Costigan is tasked with infiltrating a notorious Southie gang headed by Frank Costello (Jack Nicholson). He serves some arranged jail time to ensure his street cred, then works his way up from street dealer into Costello's crew. What nobody knows, though, is that Costello is pulling his own subterfuge; he has a protege, Colin Sullivan (Damon), who has stayed on the straight and narrow, and now works down the hall from Queenan and Dignam. Sullivan's loyalties are still with Costello, and he tips him off to what the police are up to.
Here's the zinger: Costigan doesn't know about Sullivan, and vice versa. One night, however, a deal between Costello's gang and a Chinese triad is raided by the police, and both sides realize somebody's ratting them out. The cops set up a special squad to find the mole; Sullivan is confident enough of his deception to lead it. Costigan is in a more precarious position, with Costello musing ominously that the best way to solve the problem of a rat is to kill all his close associates. Costigan and Sullivan end up in a race against time to discover each other before being found out.

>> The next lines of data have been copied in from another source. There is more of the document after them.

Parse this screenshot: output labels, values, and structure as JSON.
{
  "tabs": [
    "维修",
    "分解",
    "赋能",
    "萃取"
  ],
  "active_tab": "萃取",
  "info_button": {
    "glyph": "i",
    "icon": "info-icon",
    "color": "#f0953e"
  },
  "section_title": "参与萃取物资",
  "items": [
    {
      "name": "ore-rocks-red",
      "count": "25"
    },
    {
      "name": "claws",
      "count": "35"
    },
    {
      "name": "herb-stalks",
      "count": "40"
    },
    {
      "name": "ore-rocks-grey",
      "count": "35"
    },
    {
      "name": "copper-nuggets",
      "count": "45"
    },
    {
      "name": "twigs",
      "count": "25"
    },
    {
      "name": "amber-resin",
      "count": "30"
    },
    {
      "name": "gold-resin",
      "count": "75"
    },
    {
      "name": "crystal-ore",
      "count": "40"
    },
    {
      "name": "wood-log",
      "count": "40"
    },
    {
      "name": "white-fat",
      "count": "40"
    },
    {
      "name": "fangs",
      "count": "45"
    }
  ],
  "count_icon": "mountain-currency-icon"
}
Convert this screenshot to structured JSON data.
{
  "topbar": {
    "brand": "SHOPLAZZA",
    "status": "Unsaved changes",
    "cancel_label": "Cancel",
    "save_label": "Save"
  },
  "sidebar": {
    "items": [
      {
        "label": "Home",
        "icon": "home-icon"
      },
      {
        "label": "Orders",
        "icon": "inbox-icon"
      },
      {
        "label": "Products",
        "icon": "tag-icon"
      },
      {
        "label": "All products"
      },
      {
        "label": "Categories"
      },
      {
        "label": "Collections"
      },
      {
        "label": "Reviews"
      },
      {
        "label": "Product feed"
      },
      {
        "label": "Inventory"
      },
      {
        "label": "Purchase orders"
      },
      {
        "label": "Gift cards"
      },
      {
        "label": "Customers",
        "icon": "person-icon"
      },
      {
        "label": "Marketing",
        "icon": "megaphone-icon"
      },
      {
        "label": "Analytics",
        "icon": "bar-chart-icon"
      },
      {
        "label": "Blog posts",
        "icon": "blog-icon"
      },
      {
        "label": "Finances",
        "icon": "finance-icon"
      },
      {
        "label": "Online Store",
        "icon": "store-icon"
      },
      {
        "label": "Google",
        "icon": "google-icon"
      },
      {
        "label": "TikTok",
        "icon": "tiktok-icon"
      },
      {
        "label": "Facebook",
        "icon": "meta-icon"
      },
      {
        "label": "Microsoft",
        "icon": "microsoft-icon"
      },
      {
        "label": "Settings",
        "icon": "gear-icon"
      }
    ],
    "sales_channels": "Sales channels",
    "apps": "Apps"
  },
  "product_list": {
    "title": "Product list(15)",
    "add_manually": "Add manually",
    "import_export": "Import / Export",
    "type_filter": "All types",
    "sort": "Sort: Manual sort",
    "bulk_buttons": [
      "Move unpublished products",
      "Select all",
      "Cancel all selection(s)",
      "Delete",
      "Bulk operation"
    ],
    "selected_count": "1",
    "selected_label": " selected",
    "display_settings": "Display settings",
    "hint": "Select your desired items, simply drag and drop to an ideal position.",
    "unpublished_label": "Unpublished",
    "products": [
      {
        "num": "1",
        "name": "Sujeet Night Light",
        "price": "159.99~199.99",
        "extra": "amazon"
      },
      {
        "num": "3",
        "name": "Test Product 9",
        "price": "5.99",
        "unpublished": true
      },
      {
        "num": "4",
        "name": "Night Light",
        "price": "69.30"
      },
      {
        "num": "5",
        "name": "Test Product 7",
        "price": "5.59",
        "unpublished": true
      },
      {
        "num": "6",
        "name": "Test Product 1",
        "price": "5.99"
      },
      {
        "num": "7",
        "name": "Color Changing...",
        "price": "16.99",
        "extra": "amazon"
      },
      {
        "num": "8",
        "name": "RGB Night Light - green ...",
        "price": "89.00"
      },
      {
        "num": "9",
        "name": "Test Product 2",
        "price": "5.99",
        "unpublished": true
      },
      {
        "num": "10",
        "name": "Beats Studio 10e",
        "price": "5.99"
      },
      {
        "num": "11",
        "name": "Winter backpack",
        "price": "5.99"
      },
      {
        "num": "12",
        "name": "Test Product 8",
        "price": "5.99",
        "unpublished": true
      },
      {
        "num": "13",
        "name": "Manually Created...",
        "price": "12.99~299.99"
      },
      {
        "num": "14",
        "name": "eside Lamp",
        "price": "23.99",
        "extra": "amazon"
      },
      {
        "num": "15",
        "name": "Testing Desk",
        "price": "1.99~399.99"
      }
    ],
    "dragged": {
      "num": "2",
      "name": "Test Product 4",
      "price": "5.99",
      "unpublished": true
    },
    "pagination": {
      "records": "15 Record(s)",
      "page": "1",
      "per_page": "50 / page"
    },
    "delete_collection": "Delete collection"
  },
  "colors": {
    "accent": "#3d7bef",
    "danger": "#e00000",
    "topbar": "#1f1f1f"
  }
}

Scorsese elicits some great suspense from the material, the highlight of which comes when Costigan tracks Sullivan as he leaves a movie theater, shadowing him down dark streets and alleys, always just missing a glimpse of his face. Nicholson is also effective in establishing Costello as a truly menacing figure, although Scorsese lets him off the leash a bit in the last reels; particularly "Jack" is a scene where Costello impersonates a rat, of the whisker-twitching rodent variety.
Ray Winstone, always a great heavy, is quite convincing as Costello's enforcer, the kind of guy you wouldn't want striding up to you in a neighborhood bar. Less believable are the cops played by Wahlberg and Alec Baldwin, who go a bit overboard with the tough-guy swearing. When Joe Pesci does it, you buy it; in "The Departed" it seems more like movie-cop talk than something off the street. Vera Farmig, playing a shrink that Sullivan's dating and Costigan's seeing, comes off as pretty superfluous, except to accentuate how much these men have in common.
And that's where you can catch the hand of Scorsese, in the idea that, as Costigan puts it, "They used to tell us you could be cops or criminals. When you're facing a loaded gun, what's the difference." Perhaps catching a stray strand of karma leftover from "Kundun," Scorsese tells the stories of the cop and the criminal in parallel, cutting back and forth, lingering on their similarities, the ease with which each man can pose as his opposite.